We have lived through a time of pandemic that has forced us to work telematically and in which videoconferencing has become a common working tool, both among ourselves and with students.

But, although we have been dazzled by the possibilities they opened up to us (being able to meet without leaving home, saving on travel, being united from all points of the planet...), we have also realized that this on-line work entails limitations (the non-separation of work and personal areas, talking to black screens behind which we assumed our students were, the disconnection of work dynamics and effort....).

Technology has an almost magical breath. For many, it is the panacea for all of humanity's needs, including those of education. But these months have shown us precisely that in education there is an essential tandem: the teacher-student, and that this relationship requires proximity, contact and presence.

Basically, education is a communication of life rather than of knowledge. And life is not transmitted in the same way through a screen. The teacher, just by standing in front of the disciple, is already telling him 'this is the way the world is'. He shows him in his way of speaking, in his evaluations, in his way of behaving and relating, how people should be and how they should live in society.

In education, there is an essential tandem: that of the teacher-student, and that this relationship requires closeness, contact and presence.

Javier Segura

Most teachers experience this in a joyful way when you meet former students, perhaps already with their own children, who are visibly happy to see you and tell you how important you were in their lives. Because for a child, for an adolescent, the teacher is undoubtedly one of those reference figures, a teacher of life.

Recovering presentiality means returning to the essence of education and rediscovering the value of the teacher in this process. The child does not educate himself alone, although he is the main protagonist of the process. His parents, his teachers, play a key role in this growth. They are guides, references, they teach, they provide keys to the interpretation of reality, they unite with their roots and traditions, they provide security and confidence... And no machine, no matter how intelligent it may be, can replace this action.

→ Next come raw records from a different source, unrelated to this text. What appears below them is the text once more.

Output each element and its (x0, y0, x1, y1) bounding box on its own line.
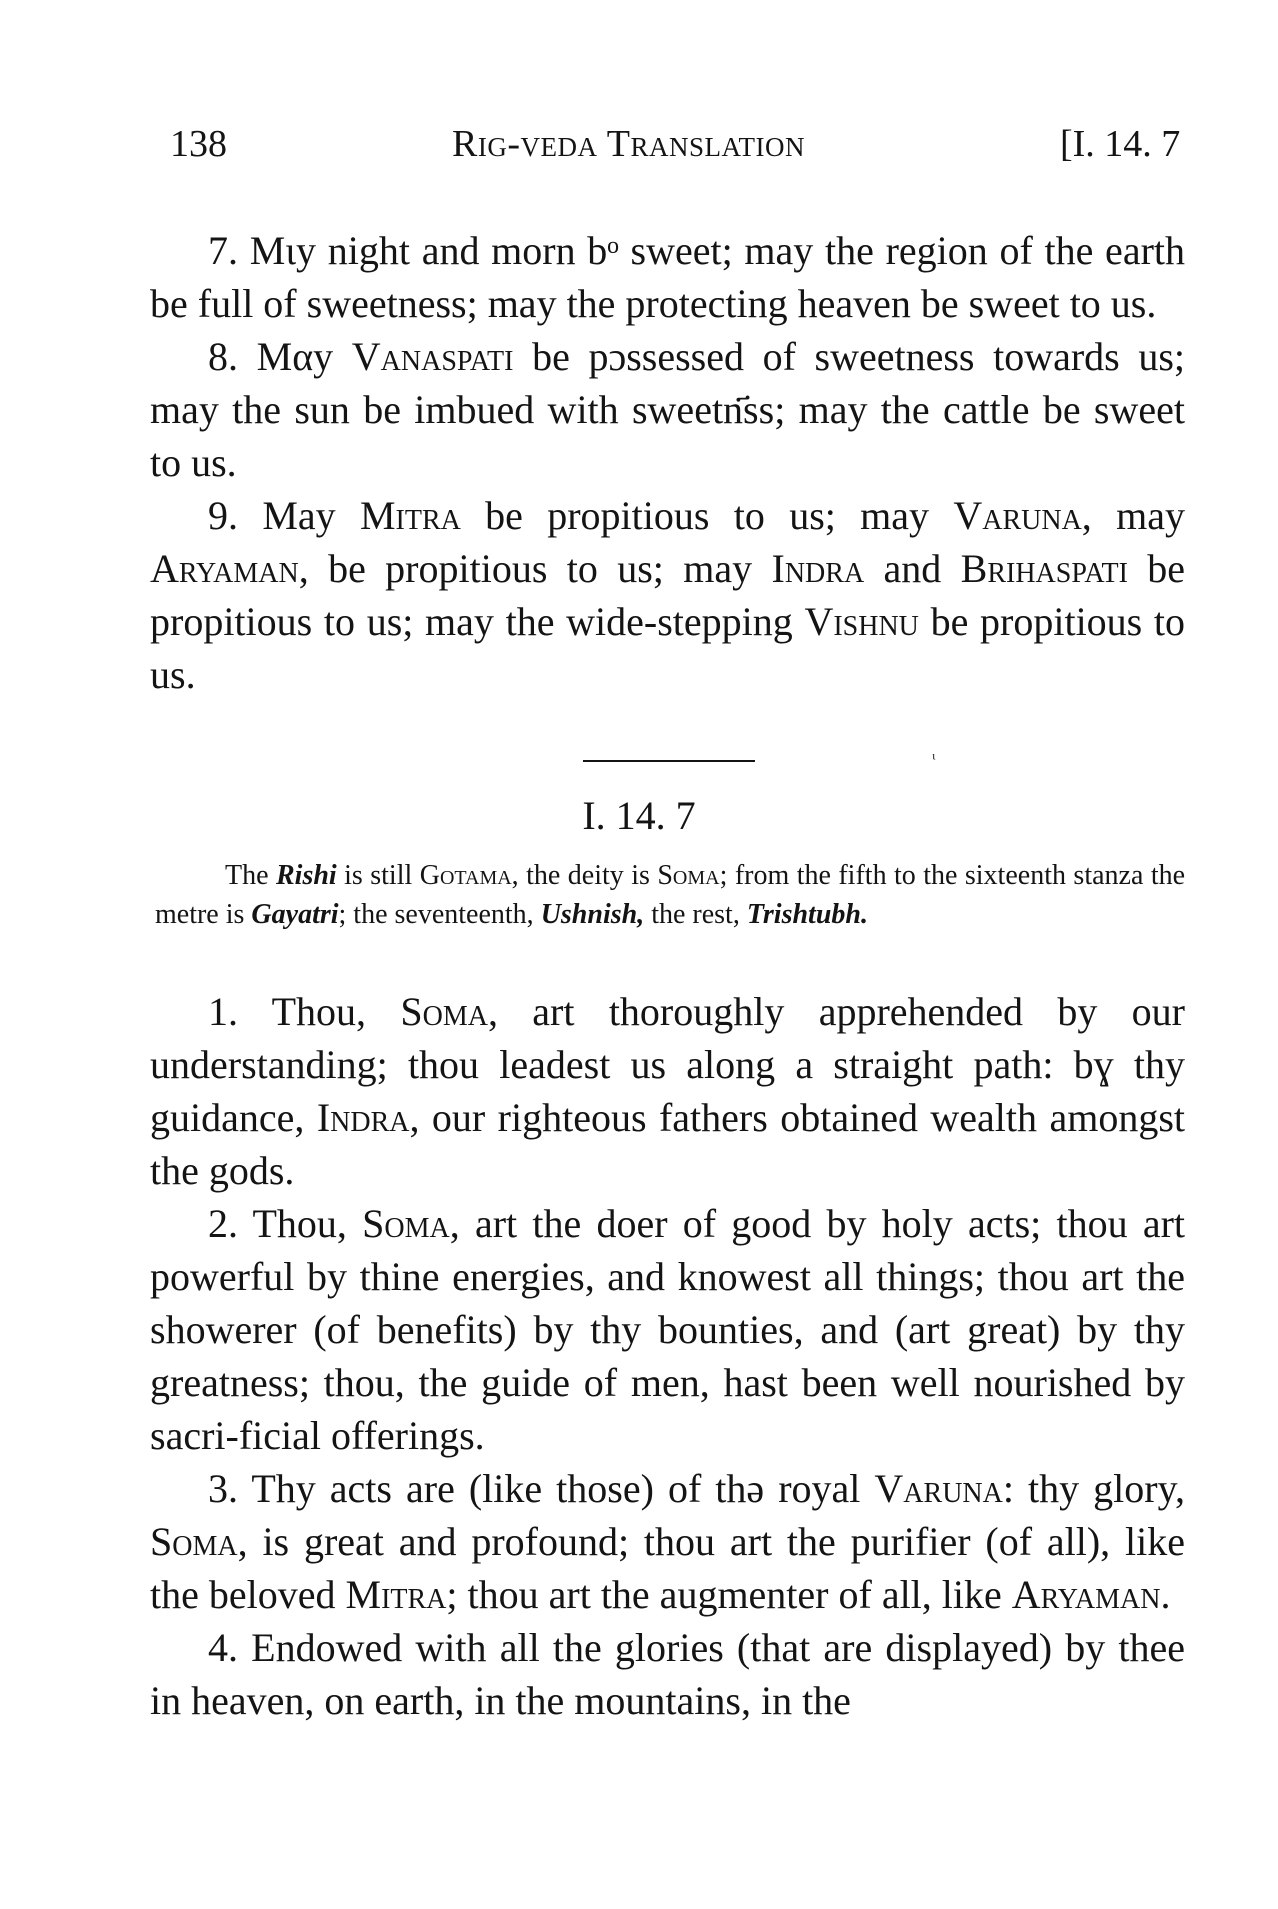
verse-text: be pɔssessed of sweetness towards us; may the sun be imbued with sweetn҃ss; may the cattle be sweet to us. (150, 334, 1186, 485)
section-divider (583, 760, 755, 762)
verse-1 (150, 985, 1185, 1197)
verse-number: 1. (208, 989, 238, 1034)
verse-text: Endowed with all the glories (that are displayed) by thee in heaven, on earth, in the mountains, in the (150, 1625, 1185, 1723)
intro-text: the rest, (651, 899, 740, 930)
verse-number: 2. (208, 1201, 238, 1246)
deity-name: Aryaman, (150, 546, 309, 591)
verse-number: 3. (208, 1466, 238, 1511)
sage-name: Gotama, (419, 860, 519, 891)
verse-number: 8. (208, 334, 238, 379)
verse-text: Mαy (256, 334, 334, 379)
deity-name: Aryaman. (1011, 1572, 1171, 1617)
intro-text: ; the seventeenth, (338, 899, 534, 930)
metre-name: Gayatri (251, 899, 339, 930)
verse-text: art thoroughly apprehended by our understanding; thou leadest us along a straight path: bɣ thy guidance, (150, 989, 1185, 1140)
verse-text: and (883, 546, 942, 591)
deity-name: Soma, (362, 1201, 460, 1246)
hymn-title: I. 14. 7 (582, 793, 696, 838)
previous-hymn-verses (150, 224, 1185, 701)
verse-text: may (1116, 493, 1185, 538)
intro-text: the deity is (526, 860, 650, 891)
verse-number: 9. (208, 493, 238, 538)
deity-name: Soma (657, 860, 720, 891)
deity-name: Soma, (150, 1519, 248, 1564)
intro-text: The (225, 860, 269, 891)
emphasis-term: Rishi (275, 860, 337, 891)
verse-text: Thou, (252, 1201, 347, 1246)
deity-name: Varuna: (874, 1466, 1014, 1511)
deity-name: Indra, (316, 1095, 420, 1140)
deity-name: Brihaspati (960, 546, 1128, 591)
verse-text: May (262, 493, 336, 538)
verse-text: Mιy night and morn bᵒ sweet; may the region of the earth be full of sweetness; may the protecting heaven be sweet to us. (150, 228, 1185, 326)
running-title: Rig-veda Translation (452, 123, 806, 165)
verse-text: be propitious to us; may (328, 546, 753, 591)
page-number: 138 (170, 123, 227, 165)
verse-8 (150, 330, 1185, 489)
metre-name: Trishtubh. (746, 899, 868, 930)
header-section-ref: [I. 14. 7 (1060, 123, 1181, 165)
verse-text: Thou, (271, 989, 367, 1034)
verse-text: is great and profound; thou art the purifier (of all), like the beloved (150, 1519, 1185, 1617)
deity-name: Indra (771, 546, 865, 591)
verse-text: thy glory, (1028, 1466, 1185, 1511)
print-speck: ᶥ (932, 748, 936, 770)
intro-text: is still (344, 860, 413, 891)
deity-name: Soma, (400, 989, 498, 1034)
deity-name: Mitra (359, 493, 461, 538)
metre-name: Ushnish, (540, 899, 645, 930)
intro-text: ; from the fifth to the sixteenth stanza the metre is (155, 860, 1186, 930)
deity-name: Vishnu (804, 599, 919, 644)
verse-4 (150, 1621, 1185, 1727)
verse-2 (150, 1197, 1185, 1462)
verse-text: be propitious to us; may the wide-stepping (150, 546, 1186, 644)
verse-7 (150, 224, 1185, 330)
verse-text: be propitious to us; may (485, 493, 930, 538)
verse-number: 7. (208, 228, 238, 273)
verse-3 (150, 1462, 1185, 1621)
deity-name: Varuna, (953, 493, 1092, 538)
deity-name: Mitra; (345, 1572, 458, 1617)
deity-name: Vanaspati (351, 334, 514, 379)
verse-text: Thy acts are (like those) of thǝ royal (251, 1466, 861, 1511)
hymn-verses (150, 985, 1185, 1727)
page-header (0, 122, 1278, 182)
verse-text: thou art the augmenter of all, like (467, 1572, 1002, 1617)
verse-number: 4. (208, 1625, 238, 1670)
verse-text: be propitious to us. (150, 599, 1186, 697)
hymn-introduction (155, 856, 1185, 934)
verse-9 (150, 489, 1185, 701)
verse-text: art the doer of good by holy acts; thou art powerful by thine energies, and knowest all things; thou art the showerer (of benefits) by thy bounties, and (art great) by thy greatness; thou, the guide of men, hast been well nourished by sacri-ficial offerings. (150, 1201, 1186, 1458)
verse-text: our righteous fathers obtained wealth amongst the gods. (150, 1095, 1186, 1193)
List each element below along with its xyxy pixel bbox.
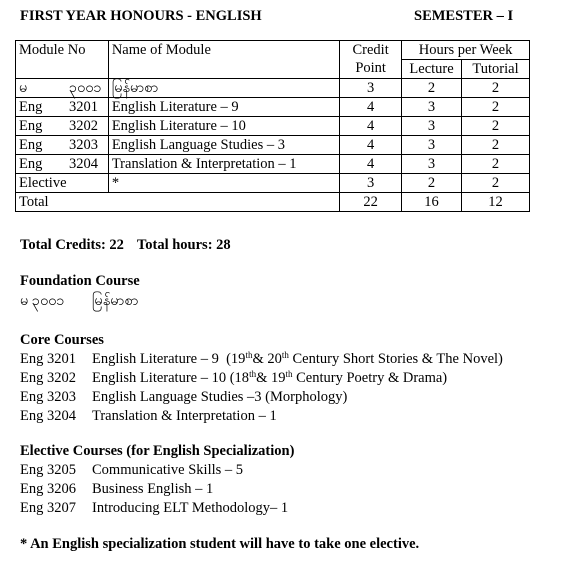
course-note: (19th& 20th Century Short Stories & The Novel) (226, 350, 503, 367)
cell-tutorial: 2 (462, 155, 530, 174)
cell-lecture: 3 (402, 117, 462, 136)
cell-tutorial: 2 (462, 117, 530, 136)
cell-tutorial: 2 (462, 98, 530, 117)
elective-heading: Elective Courses (for English Specialization) (20, 443, 295, 459)
cell-code: Eng 3204 (16, 155, 109, 174)
course-code: Eng 3207 (20, 500, 76, 516)
course-name: Translation & Interpretation – 1 (92, 408, 277, 424)
header-name: Name of Module (108, 41, 339, 79)
course-code: Eng 3204 (20, 408, 76, 424)
modules-table (15, 40, 530, 212)
header-module-no: Module No (16, 41, 109, 79)
list-item (20, 480, 288, 499)
cell-code: Eng 3203 (16, 136, 109, 155)
course-code: Eng 3206 (20, 481, 76, 497)
cell-lecture: 2 (402, 174, 462, 193)
header-credit: Credit Point (340, 41, 402, 79)
total-tutorial: 12 (462, 193, 530, 212)
header-lecture: Lecture (402, 60, 462, 79)
total-label: Total (16, 193, 340, 212)
table-row (16, 98, 530, 117)
table-row (16, 136, 530, 155)
list-item (20, 499, 288, 518)
total-credit: 22 (340, 193, 402, 212)
cell-lecture: 3 (402, 155, 462, 174)
cell-code: Eng 3202 (16, 117, 109, 136)
header-hours: Hours per Week (402, 41, 530, 60)
course-code: Eng 3201 (20, 351, 76, 367)
course-name: Business English – 1 (92, 481, 214, 497)
cell-credit: 4 (340, 155, 402, 174)
cell-lecture: 3 (402, 98, 462, 117)
cell-name: မြန်မာစာ (108, 79, 339, 98)
table-header-row (16, 41, 530, 60)
cell-code: မ ၃၀၀၁ (16, 79, 109, 98)
page-title: FIRST YEAR HONOURS - ENGLISH (20, 8, 262, 24)
table-total-row (16, 193, 530, 212)
cell-code: Elective (16, 174, 109, 193)
footnote: * An English specialization student will have to take one elective. (20, 536, 420, 552)
cell-name: Translation & Interpretation – 1 (108, 155, 339, 174)
table-row (16, 79, 530, 98)
core-list (20, 350, 503, 426)
list-item (20, 461, 288, 480)
course-name: English Literature – 9 (92, 351, 219, 367)
foundation-name: မြန်မာစာ (92, 293, 139, 309)
course-code: Eng 3205 (20, 462, 76, 478)
foundation-heading: Foundation Course (20, 273, 140, 289)
total-lecture: 16 (402, 193, 462, 212)
course-name: English Literature – 10 (92, 370, 227, 386)
table-row (16, 117, 530, 136)
course-code: Eng 3202 (20, 370, 76, 386)
foundation-code: မ ၃၀၀၁ (20, 293, 65, 309)
cell-name: * (108, 174, 339, 193)
semester-label: SEMESTER – I (414, 8, 514, 24)
course-name: Communicative Skills – 5 (92, 462, 244, 478)
header-tutorial: Tutorial (462, 60, 530, 79)
table-row (16, 174, 530, 193)
totals-summary (20, 237, 231, 254)
cell-credit: 3 (340, 174, 402, 193)
total-credits: Total Credits: 22 (20, 237, 124, 253)
cell-credit: 4 (340, 136, 402, 155)
cell-name: English Literature – 9 (108, 98, 339, 117)
list-item (20, 407, 503, 426)
cell-credit: 4 (340, 98, 402, 117)
course-name: English Language Studies –3 (Morphology) (92, 389, 348, 405)
cell-name: English Literature – 10 (108, 117, 339, 136)
course-name: Introducing ELT Methodology– 1 (92, 500, 289, 516)
elective-list (20, 461, 288, 518)
cell-tutorial: 2 (462, 79, 530, 98)
cell-lecture: 3 (402, 136, 462, 155)
table-row (16, 155, 530, 174)
list-item (20, 369, 503, 388)
cell-lecture: 2 (402, 79, 462, 98)
core-heading: Core Courses (20, 332, 104, 348)
cell-code: Eng 3201 (16, 98, 109, 117)
list-item (20, 350, 503, 369)
cell-name: English Language Studies – 3 (108, 136, 339, 155)
course-note: (18th& 19th Century Poetry & Drama) (229, 369, 448, 386)
cell-credit: 3 (340, 79, 402, 98)
list-item (20, 388, 503, 407)
cell-credit: 4 (340, 117, 402, 136)
cell-tutorial: 2 (462, 174, 530, 193)
cell-tutorial: 2 (462, 136, 530, 155)
course-code: Eng 3203 (20, 389, 76, 405)
total-hours: Total hours: 28 (136, 237, 231, 253)
foundation-item (20, 292, 139, 313)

That presentiality that makes you live with the master, learn from him, that his ways of seeing life stick to you, is what St. Ignatius of Loyola proposes in his Spiritual Exercises, when he asks us to contemplate the scenes of Christ's life with the five senses, as 'if we were present', which I have taken as the title of the article.

The saint from Guipuzcoa, like all the great masters, was well aware of the shaping value of this presentiality. May we also discover it and know how to recover it, combining it with all the positive contributions that, undoubtedly, technology also brings.